If Holy Water occupied the gin bottle, gin occupied the water pitcher. My Uncle Chuck, a college student in the ’60s, found this out when he stayed a hot summer’s night at Momee’s after going out with friends in the city. Returning to Momee’s in the warm wee hours, cotton mouthed from beer, he went to her fridge to pour himself a nice, tall, cold glass of water….
My last memory of Momee is from the winter of 1987. As was custom, it followed upon a Piedmont Airlines landing at Moisant, a Christmas return from graduate school. In her declining years, Momee’s gourmet palate took to Popeye’s fried chicken paired with port. I owe Providence a debt of gratitude for having had such a great-grandmother.
Aunt Puffy said this of her mother, with an affection that only a New Orleanean could feel: “She neva’ grew up.” From the trials of childhood, an early proposal to marriage (she was proposed to at age twelve and married at sixteen), an early adolescence spent in a convent (her mom put her in the Ursuline Academy until she was old enough to marry Rufus), and the tragic death of her husband, she became childishly holy. Everyone has a common testimony about her: She never had a bad word about anyone. She was all cheer, about everything and everyone, even people who took advantage of her. She was hopelessly naïve. In her mind, people were not capable of malice, except the Soviets. She thought that because she, herself, wasn’t capable of malice. It’s said that when the ladies gossiped at bridge games, she’d say, “You don’t know the whole story,” throwing cold water on hot words and another card on the table, taking another sip of her martini and another drag of her cigarette (but not inhaling).

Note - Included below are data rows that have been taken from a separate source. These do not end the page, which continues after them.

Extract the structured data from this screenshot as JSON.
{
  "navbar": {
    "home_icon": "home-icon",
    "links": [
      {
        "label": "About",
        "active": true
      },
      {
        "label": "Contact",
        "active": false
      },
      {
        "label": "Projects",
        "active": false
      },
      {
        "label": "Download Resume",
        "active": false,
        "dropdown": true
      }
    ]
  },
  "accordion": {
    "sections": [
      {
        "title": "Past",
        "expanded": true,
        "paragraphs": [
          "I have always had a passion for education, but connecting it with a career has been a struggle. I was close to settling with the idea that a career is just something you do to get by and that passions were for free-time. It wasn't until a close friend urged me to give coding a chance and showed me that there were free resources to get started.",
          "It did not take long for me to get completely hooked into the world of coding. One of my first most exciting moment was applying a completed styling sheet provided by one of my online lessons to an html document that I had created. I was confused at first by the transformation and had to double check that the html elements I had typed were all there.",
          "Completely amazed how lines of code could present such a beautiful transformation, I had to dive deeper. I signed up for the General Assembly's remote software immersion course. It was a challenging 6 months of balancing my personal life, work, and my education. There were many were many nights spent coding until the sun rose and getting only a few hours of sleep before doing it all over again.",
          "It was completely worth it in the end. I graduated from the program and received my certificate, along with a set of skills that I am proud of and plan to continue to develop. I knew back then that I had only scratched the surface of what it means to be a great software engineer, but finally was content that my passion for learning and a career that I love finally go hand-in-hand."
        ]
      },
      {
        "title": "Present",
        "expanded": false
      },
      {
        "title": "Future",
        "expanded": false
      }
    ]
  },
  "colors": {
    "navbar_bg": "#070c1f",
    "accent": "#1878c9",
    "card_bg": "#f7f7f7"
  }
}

En route back to UVA that January, we dined for the last time on Popeyes and port. In the damp cool winds of a New Orleans winter, she entered assisted living. She wheelchaired around telling everyone how wonderful they were. My father recalls his last encounter with her. He kissed her goodbye. She looked at him through her blind eyes and said, “Kiss me again.” She knew.
She never grew up. But grace wanders into the intricate contours life and death in this fallen world. From that we get humor and laughter. It points to heaven. Thank you Momee. Thanks for the suffering, the faith and the humor you passed to your family. It was light in a fallen world. Your humor suggested a heaven that shines through sorrow.